Des moyens, des actions pour la culture et ses acteurs en Val de Marne.

Le monde de la culture subit aujourd’hui de plein fouet les conséquences de la pandémie. Artistes et personnels de la culture vivent une cruelle épreuve.
Fermetures des salles, réforme dangereuse de l’assurance chômage qui vise en particulier le statut des intermittents du spectacle, mettent en danger l’exception culturelle française.

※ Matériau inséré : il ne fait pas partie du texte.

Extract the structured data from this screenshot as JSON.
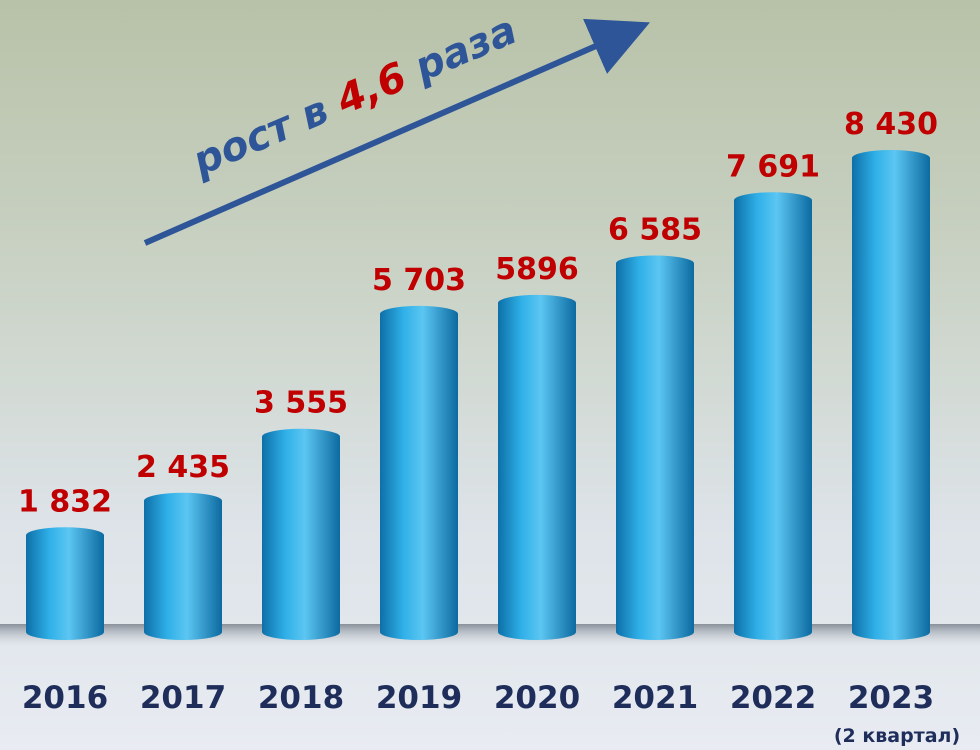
{
  "chart_data": {
    "type": "bar",
    "categories": [
      "2016",
      "2017",
      "2018",
      "2019",
      "2020",
      "2021",
      "2022",
      "2023"
    ],
    "category_note": "(2 квартал)",
    "values": [
      1832,
      2435,
      3555,
      5703,
      5896,
      6585,
      7691,
      8430
    ],
    "value_labels": [
      "1 832",
      "2 435",
      "3 555",
      "5 703",
      "5896",
      "6 585",
      "7 691",
      "8 430"
    ],
    "color": "#1b9ad6",
    "annotation": {
      "parts": [
        "рост в ",
        "4,6",
        " раза"
      ]
    }
  }
}
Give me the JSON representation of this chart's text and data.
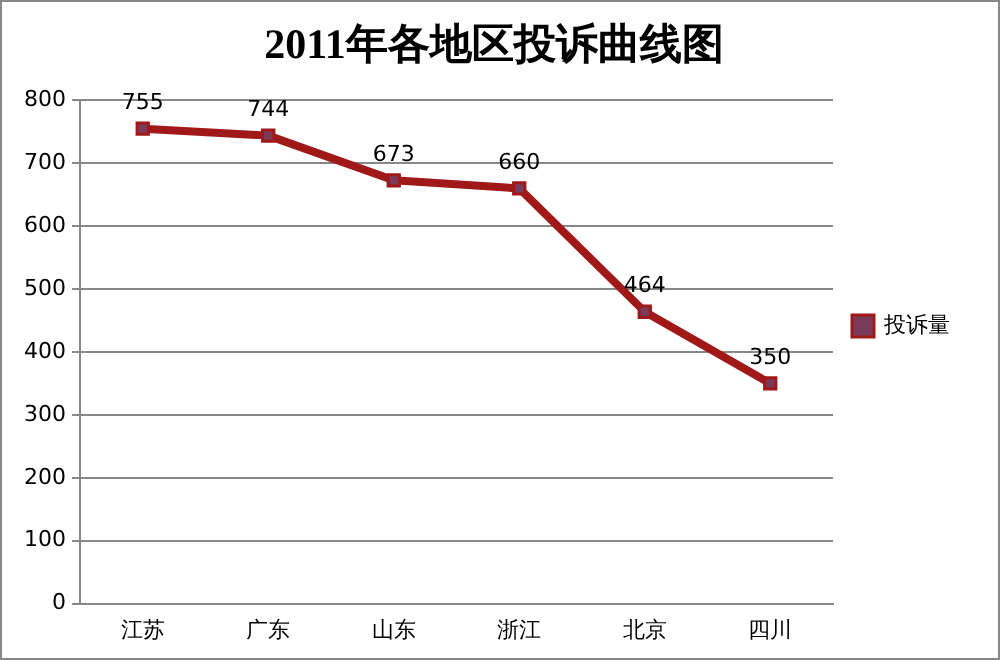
{
  "chart_data": {
    "type": "line",
    "title": "2011年各地区投诉曲线图",
    "categories": [
      "江苏",
      "广东",
      "山东",
      "浙江",
      "北京",
      "四川"
    ],
    "series": [
      {
        "name": "投诉量",
        "color": "#a01818",
        "values": [
          755,
          744,
          673,
          660,
          464,
          350
        ]
      }
    ],
    "ylim": [
      0,
      800
    ],
    "yticks": [
      0,
      100,
      200,
      300,
      400,
      500,
      600,
      700,
      800
    ],
    "grid": "y",
    "legend": "right",
    "marker": "square",
    "line_style": "solid",
    "data_labels": true
  }
}
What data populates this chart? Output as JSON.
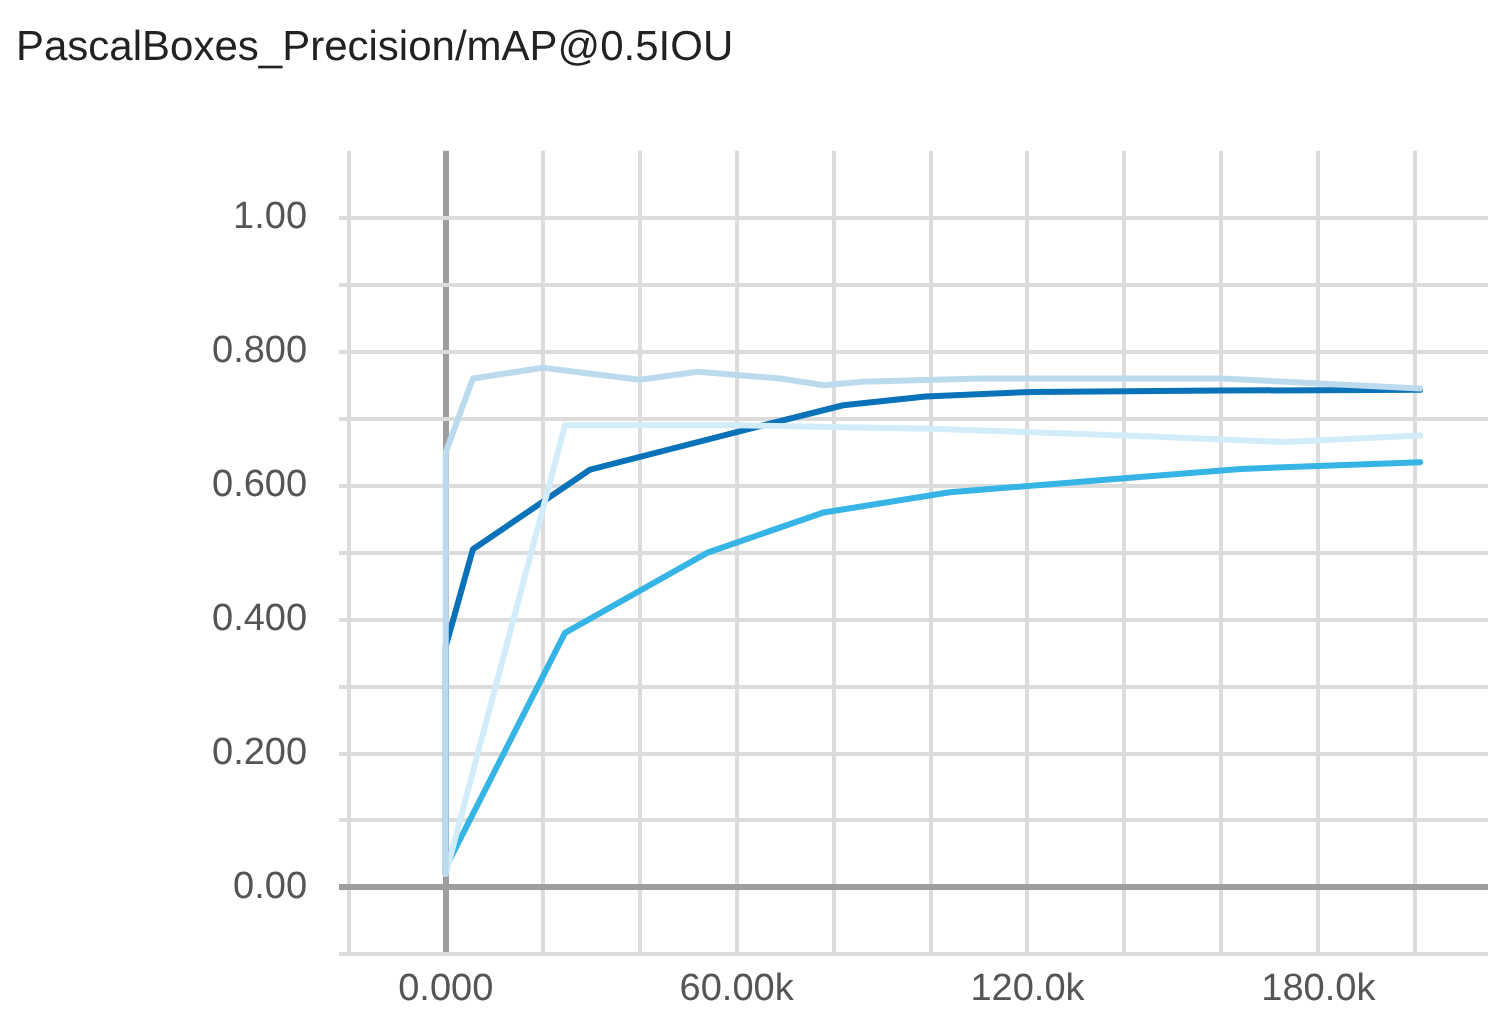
{
  "chart_data": {
    "type": "line",
    "title": "PascalBoxes_Precision/mAP@0.5IOU",
    "series": [
      {
        "color": "#bcdaee",
        "x": [
          0,
          0,
          5600,
          20000,
          40000,
          52000,
          69000,
          78000,
          86000,
          110000,
          160000,
          201000
        ],
        "values": [
          0.02,
          0.65,
          0.76,
          0.776,
          0.758,
          0.77,
          0.76,
          0.75,
          0.755,
          0.76,
          0.76,
          0.745
        ]
      },
      {
        "color": "#d2edf9",
        "x": [
          0,
          24600,
          60000,
          100000,
          140000,
          173000,
          201000
        ],
        "values": [
          0.02,
          0.69,
          0.69,
          0.685,
          0.675,
          0.665,
          0.675
        ]
      },
      {
        "color": "#0a72b8",
        "x": [
          0,
          0,
          5600,
          29800,
          60000,
          82000,
          99000,
          121000,
          160000,
          201000
        ],
        "values": [
          0.02,
          0.36,
          0.505,
          0.624,
          0.68,
          0.72,
          0.733,
          0.74,
          0.742,
          0.743
        ]
      },
      {
        "color": "#36b4e6",
        "x": [
          0,
          24600,
          54000,
          78000,
          104000,
          138000,
          164000,
          201000
        ],
        "values": [
          0.03,
          0.38,
          0.5,
          0.56,
          0.59,
          0.61,
          0.625,
          0.635
        ]
      }
    ],
    "xlim": [
      -22000,
      215000
    ],
    "xticks": [
      {
        "value": -20000,
        "label": null
      },
      {
        "value": 0,
        "label": "0.000"
      },
      {
        "value": 20000,
        "label": null
      },
      {
        "value": 40000,
        "label": null
      },
      {
        "value": 60000,
        "label": "60.00k"
      },
      {
        "value": 80000,
        "label": null
      },
      {
        "value": 100000,
        "label": null
      },
      {
        "value": 120000,
        "label": "120.0k"
      },
      {
        "value": 140000,
        "label": null
      },
      {
        "value": 160000,
        "label": null
      },
      {
        "value": 180000,
        "label": "180.0k"
      },
      {
        "value": 200000,
        "label": null
      }
    ],
    "ylim": [
      -0.1,
      1.1
    ],
    "yticks": [
      {
        "value": -0.1,
        "label": null
      },
      {
        "value": 0,
        "label": "0.00"
      },
      {
        "value": 0.1,
        "label": null
      },
      {
        "value": 0.2,
        "label": "0.200"
      },
      {
        "value": 0.3,
        "label": null
      },
      {
        "value": 0.4,
        "label": "0.400"
      },
      {
        "value": 0.5,
        "label": null
      },
      {
        "value": 0.6,
        "label": "0.600"
      },
      {
        "value": 0.7,
        "label": null
      },
      {
        "value": 0.8,
        "label": "0.800"
      },
      {
        "value": 0.9,
        "label": null
      },
      {
        "value": 1.0,
        "label": "1.00"
      }
    ],
    "grid": true,
    "legend": false,
    "marker": "none",
    "line_style": "solid"
  }
}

Les conseillers départementaux de Villejuif avec le Président Christian Favier accompagnent les actions des artistes et techniciens, animés par la même volonté que leurs prédécesseurs au Conseil Général de 1982 qui avaient, les premiers en France, créé un service chargé de mettre en œuvre une politique culturelle et de favoriser la rencontre entre l’art et la population du département.
Convaincu que l’art et la culture sont des vecteurs essentiels d’émancipation individuelle et collective, le Département est devenu un véritable acteur de la vie culturelle et a ainsi favorisé l’accès des val-de-marnais à une multitude de contenus artistiques :

– l’art contemporain avec le MAC/VAL,
– la mémoire avec le Musée de la Résistance Nationale et les archives départementales,
– la danse avec la Biennale dans une douzaine de villes
– les pratiques musicales avec le festival Sons d’hiver et le Festival de Marne dans 35 lieux différents, Musique jeunes 94 et l’aide à la création
– le théâtre avec l’aide à 31 scènes publiques, les rencontres Charles Dullin, nées à Villejuif.
– le livre offert à chaque nouveau-né, résultat d’une aide à la création littéraire.
– la culture scientifique avec le festival Les sciences des livres.
– le soutien au cinéma avec Ciné Junior et le festival international du film de femmes.
– la photographie avec le soutien à la maison Doisneau et ses nombreux projets éducatifs.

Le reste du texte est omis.